そうするうちに40周を超え。レースは終盤に差し掛かった。
(びっくりしたなあ、もう)
トップ2台のダブルクラッシュには驚かされたが、幸い巻き込まれずにスルーできたのはよかったが。これでトップ争いは、フィチとヴァイオレットガールと龍一のマシンの、3台に絞られた。
フィチも全力で飛ばす。しかしヴァイオレットガールも龍一もしがみつくように追走する。
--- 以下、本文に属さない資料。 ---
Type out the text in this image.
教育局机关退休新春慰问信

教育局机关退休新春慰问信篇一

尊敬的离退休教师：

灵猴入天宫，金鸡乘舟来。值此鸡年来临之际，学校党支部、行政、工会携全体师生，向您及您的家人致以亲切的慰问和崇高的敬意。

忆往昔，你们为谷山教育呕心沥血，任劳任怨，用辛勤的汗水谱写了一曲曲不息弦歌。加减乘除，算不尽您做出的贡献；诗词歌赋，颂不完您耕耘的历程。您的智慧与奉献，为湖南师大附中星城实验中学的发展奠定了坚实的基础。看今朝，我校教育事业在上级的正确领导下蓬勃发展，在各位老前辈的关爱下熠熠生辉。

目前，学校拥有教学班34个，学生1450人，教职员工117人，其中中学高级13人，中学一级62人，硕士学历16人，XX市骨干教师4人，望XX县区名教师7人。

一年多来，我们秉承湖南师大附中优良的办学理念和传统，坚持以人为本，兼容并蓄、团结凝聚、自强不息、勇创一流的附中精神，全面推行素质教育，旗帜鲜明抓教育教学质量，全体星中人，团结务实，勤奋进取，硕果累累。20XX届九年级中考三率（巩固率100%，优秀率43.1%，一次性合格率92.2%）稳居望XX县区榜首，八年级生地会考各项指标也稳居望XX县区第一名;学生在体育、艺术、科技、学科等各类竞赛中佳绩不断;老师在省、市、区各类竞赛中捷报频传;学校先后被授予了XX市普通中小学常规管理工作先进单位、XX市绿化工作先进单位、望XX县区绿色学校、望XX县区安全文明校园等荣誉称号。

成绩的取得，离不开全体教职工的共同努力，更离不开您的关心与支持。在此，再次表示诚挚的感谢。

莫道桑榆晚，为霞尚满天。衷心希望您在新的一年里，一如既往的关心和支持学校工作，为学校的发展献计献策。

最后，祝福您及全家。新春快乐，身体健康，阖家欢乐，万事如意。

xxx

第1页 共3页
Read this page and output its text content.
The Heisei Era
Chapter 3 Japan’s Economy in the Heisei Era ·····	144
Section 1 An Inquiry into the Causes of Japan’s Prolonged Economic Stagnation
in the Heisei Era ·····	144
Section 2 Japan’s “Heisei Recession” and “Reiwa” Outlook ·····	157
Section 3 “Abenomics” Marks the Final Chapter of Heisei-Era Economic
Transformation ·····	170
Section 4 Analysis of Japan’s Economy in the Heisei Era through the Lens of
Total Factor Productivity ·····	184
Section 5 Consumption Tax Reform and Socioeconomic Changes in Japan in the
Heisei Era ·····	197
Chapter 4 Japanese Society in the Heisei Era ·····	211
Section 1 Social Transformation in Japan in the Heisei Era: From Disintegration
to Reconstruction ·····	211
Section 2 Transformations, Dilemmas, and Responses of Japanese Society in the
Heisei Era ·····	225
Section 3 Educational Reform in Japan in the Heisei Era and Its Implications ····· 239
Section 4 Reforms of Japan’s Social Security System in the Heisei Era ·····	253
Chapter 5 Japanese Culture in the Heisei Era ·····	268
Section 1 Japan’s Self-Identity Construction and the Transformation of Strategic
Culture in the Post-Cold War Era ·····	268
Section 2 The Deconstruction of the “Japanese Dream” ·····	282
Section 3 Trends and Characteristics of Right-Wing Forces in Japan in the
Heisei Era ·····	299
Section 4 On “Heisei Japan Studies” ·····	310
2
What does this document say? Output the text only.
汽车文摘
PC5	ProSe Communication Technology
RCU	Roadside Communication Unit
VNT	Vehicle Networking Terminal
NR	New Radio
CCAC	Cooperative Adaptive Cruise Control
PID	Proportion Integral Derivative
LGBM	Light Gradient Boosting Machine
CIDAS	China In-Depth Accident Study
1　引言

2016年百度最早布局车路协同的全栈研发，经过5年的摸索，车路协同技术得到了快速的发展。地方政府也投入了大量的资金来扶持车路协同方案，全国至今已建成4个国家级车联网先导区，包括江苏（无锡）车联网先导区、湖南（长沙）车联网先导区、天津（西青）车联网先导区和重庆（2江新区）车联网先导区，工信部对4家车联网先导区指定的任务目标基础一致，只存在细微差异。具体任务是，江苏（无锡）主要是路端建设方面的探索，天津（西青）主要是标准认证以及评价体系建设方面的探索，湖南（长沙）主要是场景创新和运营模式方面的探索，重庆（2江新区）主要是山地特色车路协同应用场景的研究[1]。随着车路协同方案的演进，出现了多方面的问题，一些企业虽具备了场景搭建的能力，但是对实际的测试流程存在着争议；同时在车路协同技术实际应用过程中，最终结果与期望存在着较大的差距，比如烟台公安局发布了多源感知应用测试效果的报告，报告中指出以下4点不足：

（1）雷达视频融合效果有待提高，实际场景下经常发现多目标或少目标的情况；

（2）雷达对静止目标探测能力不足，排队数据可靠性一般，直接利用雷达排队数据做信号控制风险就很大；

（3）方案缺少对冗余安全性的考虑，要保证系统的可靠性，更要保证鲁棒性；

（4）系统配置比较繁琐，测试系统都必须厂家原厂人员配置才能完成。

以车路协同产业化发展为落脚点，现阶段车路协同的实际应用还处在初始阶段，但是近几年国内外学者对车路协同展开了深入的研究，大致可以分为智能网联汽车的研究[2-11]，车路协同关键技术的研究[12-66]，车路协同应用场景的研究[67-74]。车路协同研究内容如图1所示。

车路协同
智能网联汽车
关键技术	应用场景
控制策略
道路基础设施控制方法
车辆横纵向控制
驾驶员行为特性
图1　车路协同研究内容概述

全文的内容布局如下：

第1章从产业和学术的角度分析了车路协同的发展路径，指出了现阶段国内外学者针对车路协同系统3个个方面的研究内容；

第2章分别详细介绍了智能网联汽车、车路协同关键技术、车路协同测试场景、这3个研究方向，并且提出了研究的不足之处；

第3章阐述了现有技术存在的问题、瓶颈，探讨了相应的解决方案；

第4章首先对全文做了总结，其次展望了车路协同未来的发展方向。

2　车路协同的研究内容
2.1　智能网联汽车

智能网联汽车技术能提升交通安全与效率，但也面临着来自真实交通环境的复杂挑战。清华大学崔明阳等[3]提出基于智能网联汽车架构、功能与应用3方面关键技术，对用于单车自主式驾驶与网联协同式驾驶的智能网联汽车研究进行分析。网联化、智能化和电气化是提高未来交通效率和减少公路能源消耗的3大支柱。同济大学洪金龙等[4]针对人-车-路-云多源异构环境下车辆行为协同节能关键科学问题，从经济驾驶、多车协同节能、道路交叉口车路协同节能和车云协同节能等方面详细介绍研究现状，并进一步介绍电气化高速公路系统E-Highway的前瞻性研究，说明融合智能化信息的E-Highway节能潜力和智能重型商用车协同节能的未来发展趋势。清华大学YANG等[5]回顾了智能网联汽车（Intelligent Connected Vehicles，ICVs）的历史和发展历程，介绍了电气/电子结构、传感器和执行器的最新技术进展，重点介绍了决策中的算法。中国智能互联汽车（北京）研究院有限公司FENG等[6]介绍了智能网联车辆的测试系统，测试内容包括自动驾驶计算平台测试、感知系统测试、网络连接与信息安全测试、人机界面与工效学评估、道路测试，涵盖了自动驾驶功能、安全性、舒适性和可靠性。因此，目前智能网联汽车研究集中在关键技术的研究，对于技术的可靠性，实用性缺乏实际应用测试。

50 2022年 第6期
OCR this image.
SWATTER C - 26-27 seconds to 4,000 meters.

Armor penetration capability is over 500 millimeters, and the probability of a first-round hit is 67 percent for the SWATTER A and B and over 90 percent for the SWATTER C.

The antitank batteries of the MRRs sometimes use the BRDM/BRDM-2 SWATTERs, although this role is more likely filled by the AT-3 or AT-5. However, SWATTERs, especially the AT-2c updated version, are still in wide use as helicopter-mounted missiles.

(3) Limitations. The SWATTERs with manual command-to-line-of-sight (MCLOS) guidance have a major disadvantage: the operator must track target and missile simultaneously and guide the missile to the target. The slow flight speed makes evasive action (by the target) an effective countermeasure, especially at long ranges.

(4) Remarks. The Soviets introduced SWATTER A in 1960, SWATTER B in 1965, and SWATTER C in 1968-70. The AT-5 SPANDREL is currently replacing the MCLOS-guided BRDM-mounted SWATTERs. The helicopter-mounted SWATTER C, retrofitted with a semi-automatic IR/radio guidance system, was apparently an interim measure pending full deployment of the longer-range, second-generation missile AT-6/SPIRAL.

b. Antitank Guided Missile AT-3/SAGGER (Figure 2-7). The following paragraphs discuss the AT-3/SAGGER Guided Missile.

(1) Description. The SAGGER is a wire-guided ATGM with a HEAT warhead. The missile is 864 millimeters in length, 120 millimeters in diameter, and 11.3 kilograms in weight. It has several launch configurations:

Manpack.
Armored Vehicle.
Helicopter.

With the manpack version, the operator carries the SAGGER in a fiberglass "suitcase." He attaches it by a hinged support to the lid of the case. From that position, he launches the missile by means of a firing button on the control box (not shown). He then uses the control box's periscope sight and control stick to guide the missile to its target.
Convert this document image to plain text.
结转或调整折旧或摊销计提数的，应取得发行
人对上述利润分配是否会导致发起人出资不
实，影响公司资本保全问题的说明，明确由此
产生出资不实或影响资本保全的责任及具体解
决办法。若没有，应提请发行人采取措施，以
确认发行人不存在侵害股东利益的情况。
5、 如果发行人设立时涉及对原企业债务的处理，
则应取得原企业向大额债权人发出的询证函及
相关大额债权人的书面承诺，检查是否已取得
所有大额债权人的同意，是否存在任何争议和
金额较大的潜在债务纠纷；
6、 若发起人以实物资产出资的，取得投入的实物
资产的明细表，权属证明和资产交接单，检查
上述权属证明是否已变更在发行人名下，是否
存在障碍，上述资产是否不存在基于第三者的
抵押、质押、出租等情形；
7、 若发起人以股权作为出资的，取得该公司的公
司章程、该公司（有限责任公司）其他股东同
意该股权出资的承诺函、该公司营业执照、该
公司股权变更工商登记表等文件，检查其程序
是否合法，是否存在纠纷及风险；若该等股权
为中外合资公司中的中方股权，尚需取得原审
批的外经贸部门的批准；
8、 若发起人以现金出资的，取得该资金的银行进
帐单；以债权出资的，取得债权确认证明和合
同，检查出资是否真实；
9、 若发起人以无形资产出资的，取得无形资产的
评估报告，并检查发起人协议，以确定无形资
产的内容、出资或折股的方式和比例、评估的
残りあとわずかだ。フィチは逃げ切れるか、それともヴァイオレットガールが、あるいは龍一が逆転するのか。
「ひゃああ、チームメイト同士のトップ争いですか」
「胃がキリキリするわ……」
ウィングタイガーのスタッフたちはディスプレイを凝視する。
「うああっ……」
と唸る間に、連続S字区間入り口でヴァイオレットガールのマシンがフィチのマシンのインを突いた。
「いかせるか!」
フィチは粘った。ここで粘れば次で自分がイン側だ。そしてその通り、2台並走して真ん中の左コーナーに差し掛かり、フィチがイン側。しかし今度はヴァイオレットガールが粘り、2台並走し。次の右コーナーではヴァイオレットカラーのマシンがイン側となり……。